Jules Vallès est un écrivain français, né au Puy-en-Velay le 10 juin 1832, mort à Paris le 14 février 1885. Fils d'un professeur, il fit ses études au collège de Saint-Etienne, puis de Nantes. Envoyé à Paris en 1849 pour se présenter à l'Ecole normale, il s'abandonna à son goût pour la vie d'aventures et resta pauvre et isolé sur le pavé de Paris : un complot chimérique pour enlever le président Louis-Bonaparte lui valut quelques jours de Mazas. Il retourna à Nantes auprès de ses parents, puis revint à Paris où Gustave Planche le prit pour secrétaire : il lui a conservé un affectueux souvenir. 

Après la mort du critique, Vallès fut un moment professeur libre, puis alla à Nantes écrire l'Argent, livre violent, original, d'une couleur littéraire un peu forcée, où se marquait déjà son talent. Il entra alors comme chroniqueur de la Bourse au Figaro (alors bihebdomadaire) et vécut plusieurs années de bohème littéraire au quartier Latin. Pendant les quatre années suivantes, il vécut en la qualité modeste d'expéditionnaire à la mairie de Vaugirard. En 1860, un article au Figaro (le Dimanche d'un Jeune homme pauvre) le fit remarquer et lui ouvrit la Revue européenne, la Presse, la Liberté, l'Epoque; il réunit ses divers articles en 1866 dans les Réfractaires, véritable roman des déclassés de la vie parisienne. Le succès de ce livre le fit engager à l'Evénement de Villemessant dans de brillantes conditions.

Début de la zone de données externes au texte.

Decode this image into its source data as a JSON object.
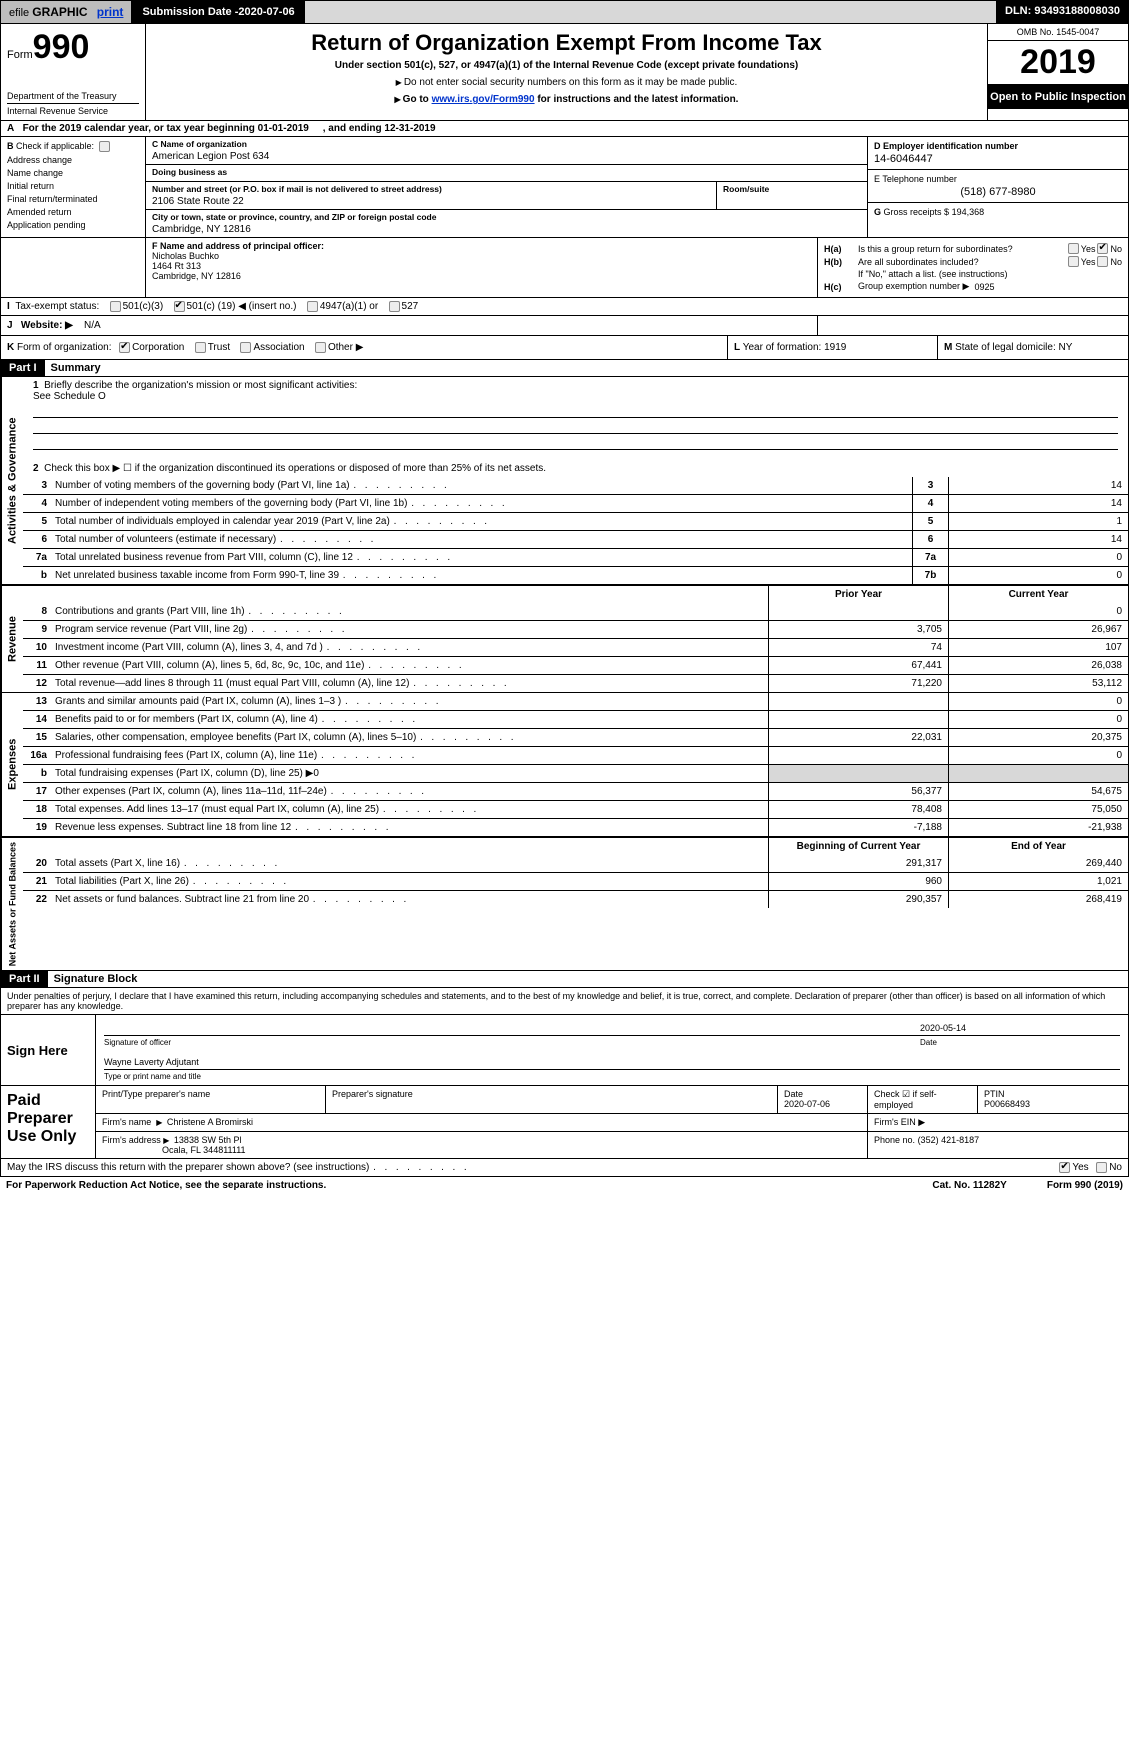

Vallès continua ses articles pittoresques et paradoxaux, se faisant l'historiographe des saltimbanques, des forains, des banquistes; il en fit un volume, la Rue, terminé par une cinquantaine de pages de souvenirs champêtres et rustiques : son talent de description, son goût pour l'effet, en font un artiste plus qu'un écrivain, et sa philosophie est pauvre. Ayant quitté l'Evénement, Vallès retomba dans la vie de hasard et fonda un journal d'une verve extraordinaire dans son brutal réalisme : la Rue (1867), qui fut supprimée au bout de six mois. En 1868, Vallès rentra au Figaro; en 1869, il se porta contre Jules Simon comme « candidat de la misère » et fonda le Peuple, journal éphémère; il échoua complètement et se vit reprocher très vivement d'avoir servi d'instrument inconscient à une manoeuvre électorale. Pendant la guerre de 1870, Vallès, mêlé aux troubles qui suivirent les premières défaites, fut enfermé à Mazas (août 1870) : le 4 septembre l'en fit sortir; il s'affilia aussitôt à l'Internationale et joua un rôle dans toutes les agitations pendant le siège de Paris. 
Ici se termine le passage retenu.